Welcome to VICE Magazine's Prison Issue

​If one job of journalists is to shine a light into the darkest corners of society, there is no place more in need of their illumination than America's prisons. It's in that spirit that we present to you VICE's Prison Issue.

Photo by Jim Goldberg/Magnum Photos

This article appears in VICE Magazine's October Prison Issue

If one job of journalists is to shine a light into the darkest corners of society, there is no place more in need of their illumination than America's prisons. Since 1980, the number of incarcerated citizens in the US has quadrupled. The incarceration rate is more than ten times higher than that of Mexico, and more than five times higher than in Western Europe. In total, the US is home to nearly a quarter of the world's prisoners, despite accounting for just 5 percent of the overall global population. Black men, meanwhile, make up 38 percent of the prison population but only 13 percent of the total US population. Some analysts have taken to calling these persons "missing" from society. Often, their voices are missing from mainstream media narratives as much as they are from the communities they've left behind.

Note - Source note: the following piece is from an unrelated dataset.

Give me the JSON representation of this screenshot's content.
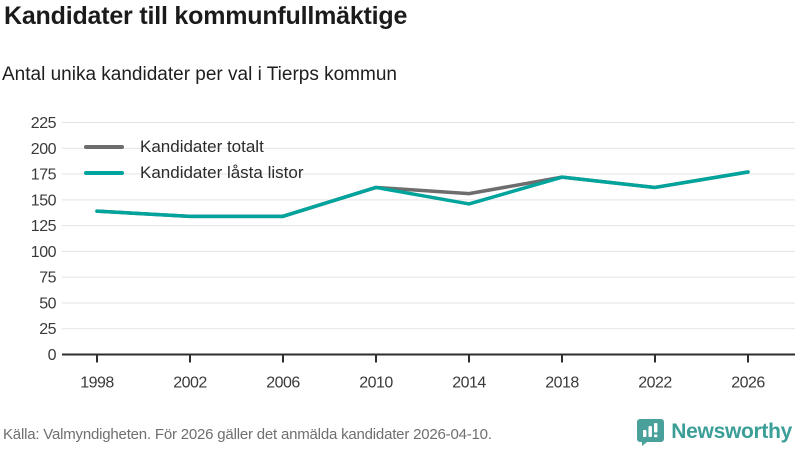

Reformers have begun to reevaluate the policies that have led to mass incarceration. This year Obama became the first sitting president to visit a prison, and in July he commuted the sentences of 46 nonviolent drug offenders. The suicide of Kalief Browder, a teenager from the Bronx who was held at Rikers Island in New York City for three years without being charged with a crime, led federal prosecutors to implement long-awaited reforms there. A consensus has begun to emerge among voices as diverse as the Koch Brothers and the American Civil Liberties Union that locking up one of every 99 Americans has been a moral and economic disaster—and probably hasn't made us safer.

VICE's Prison Issue hopes to advance this conversation by highlighting the
2.2 million people who are currently locked up in America. The issue features VICE CEO Shane Smith in conversation with President Obama and an investigation by Molly Crabapple into the abuse of a group of whistle-blowers inside a Pennsylvania prison. Andrew Brininstool digs up the forgotten story of a 1980 New Mexico prison riot. We've partnered with the Nation Institute's Investigative Fund to report on the case of a Mississippi death-row inmate who may be innocent, and we've joined the Marshall Project on a trip to Germany to see what US reformers might learn from the European model of incarceration. The issue also includes fiction by Curtis Dawkins, who is currently serving a life sentence in a Michigan penitentiary; a photo series examining the surveillance of juvenile offenders; and a collaborative project pairing inmates in the US with renowned photographers across the world.

A democratic society requires transparency in order to arrive at democratic solutions to its problems, and it's in that spirit that we present to you VICE's Prison Issue.